While the regulations empowered local authorities to impose a levy, they did not actually force them to do so. However, where they were imposed, self builders found them to be a huge financial burden, especially since they were to be paid before work commenced.
How Much is a Community Infrastructure Levy?
Community Infrastructure Levy is calculated on the total floor space of a development. As such, we have seen charges ranging from £5,000 to £150,000. Councils set their own rates so the charges do vary depending on where you are building.
The highest known charge was in Nine Elms in Battersea, Wandsworth at a staggering £575/m², while in urban areas of Shropshire it’s ‘just’ £40/m², which still meant an £8,000 outlay on the average self build project.
What is the Difference Between Community Infrastructure Levy and Section 106?
Community Infrastructure Levy is often confused with Section 106, or mistakenly taken to be the same thing. Community Infrastructure Levy is a tariff based system designed to cover the costs of all local infrastructure needs. In order to calculate a Community Infrastructure Levy tariff, a council will consider the total costs of delivering services (such as schools, transport and flood defences) against the total scope of development expected in an area.
Section 106 payments are based on the impacts of a specific development. This may mean a charge is imposed to cover site-specific issues such as drainage and/or access.
Read more: What is Section 106?
How the Community Infrastructure Levy works
- Charging authorities must produce a charging schedule, which sets out their levy rate. This can be one standard rate or it can set specific rates for different areas and types of development.
- The charge must be levied in pounds per square metre, collectable as a cash contribution typically within 60 days of the commencement of development. An instalment policy allowing phased payment may be in place in some areas.
- Once the planning application has been granted, a liability notice setting out the amount of the levy that will be due for payment will be sent to you.
- There are few exceptions to the rule, although the gross floor space of any existing buildings on the site that are going to be demolished will be deducted from the final liability, as will buildings which are to be converted (these buildings must, however, have been in continuous ‘lawful use’ for at least six months in the 12 months prior to the development being permitted).
What About the Community Infrastructure Levy Exemption?
It was widely contested that single self build homes did not have enough of an impact on local infrastructure to warrant a levy in the way that a larger development would. After campaigning from the self build community (largely led by the National Custom and Self Build Association) an exemption was agreed in 2014.

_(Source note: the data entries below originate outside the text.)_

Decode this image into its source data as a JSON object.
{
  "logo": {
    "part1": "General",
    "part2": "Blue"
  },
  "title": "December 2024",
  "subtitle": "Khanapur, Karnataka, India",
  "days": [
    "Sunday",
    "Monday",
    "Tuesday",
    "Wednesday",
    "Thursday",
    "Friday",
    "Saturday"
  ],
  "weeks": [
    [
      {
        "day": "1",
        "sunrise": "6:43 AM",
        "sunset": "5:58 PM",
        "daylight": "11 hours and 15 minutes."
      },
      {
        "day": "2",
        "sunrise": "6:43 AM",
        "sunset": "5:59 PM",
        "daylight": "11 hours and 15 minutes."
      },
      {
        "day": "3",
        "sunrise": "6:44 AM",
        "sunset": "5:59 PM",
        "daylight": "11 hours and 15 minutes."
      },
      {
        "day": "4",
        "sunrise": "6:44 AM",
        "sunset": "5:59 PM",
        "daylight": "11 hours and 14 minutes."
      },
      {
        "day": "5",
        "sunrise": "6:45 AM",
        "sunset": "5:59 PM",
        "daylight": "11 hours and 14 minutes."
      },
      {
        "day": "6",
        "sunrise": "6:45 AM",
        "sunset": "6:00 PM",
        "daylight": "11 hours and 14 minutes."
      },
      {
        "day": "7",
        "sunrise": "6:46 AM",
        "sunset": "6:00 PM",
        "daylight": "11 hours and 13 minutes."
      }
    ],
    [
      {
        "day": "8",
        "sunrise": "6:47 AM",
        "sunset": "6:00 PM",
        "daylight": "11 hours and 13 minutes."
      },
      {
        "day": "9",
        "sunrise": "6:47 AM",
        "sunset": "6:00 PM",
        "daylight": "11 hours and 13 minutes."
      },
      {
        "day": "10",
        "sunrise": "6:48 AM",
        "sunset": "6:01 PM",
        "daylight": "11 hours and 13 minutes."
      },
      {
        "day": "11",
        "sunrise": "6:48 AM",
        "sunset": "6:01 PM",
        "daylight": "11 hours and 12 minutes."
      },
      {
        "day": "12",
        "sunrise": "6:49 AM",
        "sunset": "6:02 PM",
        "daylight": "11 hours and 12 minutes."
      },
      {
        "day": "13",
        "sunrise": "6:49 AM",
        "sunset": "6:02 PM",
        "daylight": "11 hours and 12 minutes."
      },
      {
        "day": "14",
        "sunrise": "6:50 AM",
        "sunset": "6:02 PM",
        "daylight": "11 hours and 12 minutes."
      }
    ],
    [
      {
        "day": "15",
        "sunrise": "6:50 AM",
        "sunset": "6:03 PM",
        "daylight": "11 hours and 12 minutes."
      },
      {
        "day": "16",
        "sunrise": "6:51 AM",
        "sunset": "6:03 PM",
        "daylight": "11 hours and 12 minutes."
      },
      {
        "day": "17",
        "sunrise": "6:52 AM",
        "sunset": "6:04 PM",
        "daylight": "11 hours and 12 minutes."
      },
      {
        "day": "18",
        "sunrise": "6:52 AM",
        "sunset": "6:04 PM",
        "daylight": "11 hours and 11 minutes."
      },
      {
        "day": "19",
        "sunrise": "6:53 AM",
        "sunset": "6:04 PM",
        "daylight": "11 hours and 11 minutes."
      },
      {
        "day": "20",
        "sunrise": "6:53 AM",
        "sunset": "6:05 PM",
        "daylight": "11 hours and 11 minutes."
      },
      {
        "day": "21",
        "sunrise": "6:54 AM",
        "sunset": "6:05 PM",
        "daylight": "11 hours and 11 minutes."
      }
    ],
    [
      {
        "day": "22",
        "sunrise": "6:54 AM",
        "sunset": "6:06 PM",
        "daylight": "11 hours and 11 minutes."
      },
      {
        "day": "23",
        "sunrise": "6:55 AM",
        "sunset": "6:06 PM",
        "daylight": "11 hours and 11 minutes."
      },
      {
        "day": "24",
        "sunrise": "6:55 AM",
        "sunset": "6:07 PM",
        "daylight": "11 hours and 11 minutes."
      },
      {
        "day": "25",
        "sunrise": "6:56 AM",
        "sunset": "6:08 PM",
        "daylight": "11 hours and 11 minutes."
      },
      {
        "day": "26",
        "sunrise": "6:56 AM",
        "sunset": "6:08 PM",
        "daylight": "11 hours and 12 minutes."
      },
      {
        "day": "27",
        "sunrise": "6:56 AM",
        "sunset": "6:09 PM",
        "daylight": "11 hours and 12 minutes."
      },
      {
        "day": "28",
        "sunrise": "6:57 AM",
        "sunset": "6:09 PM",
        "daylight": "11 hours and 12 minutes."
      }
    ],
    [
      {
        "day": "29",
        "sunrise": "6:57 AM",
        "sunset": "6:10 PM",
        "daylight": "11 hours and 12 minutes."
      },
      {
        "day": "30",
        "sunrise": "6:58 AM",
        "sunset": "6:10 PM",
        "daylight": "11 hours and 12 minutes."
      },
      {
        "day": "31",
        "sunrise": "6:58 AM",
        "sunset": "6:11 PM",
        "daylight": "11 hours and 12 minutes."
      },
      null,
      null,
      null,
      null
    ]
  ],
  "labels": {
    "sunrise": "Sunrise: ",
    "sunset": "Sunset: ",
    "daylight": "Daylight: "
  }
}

It declared that schemes of under 10 units and 1,000m² gross floorspace, commissioned by individuals for their own use, would be exempt from the payments. To make sure you are not charged, you must:
- Submit an ‘Assumption of Liability’ form and a ‘Self Build Exemption Claim – Part 1’ to your local authority to certify that your new property will be occupied as your principal residence for a period of three years from completion.
- Ahead of work, you must then submit a ‘Commencement Notice’.
- Within six months of completion, you need to submit Part 2 of your ‘Exemption Claim Form’. This needs to be submitted with supporting evidence in the form of Council Tax details or a title deed.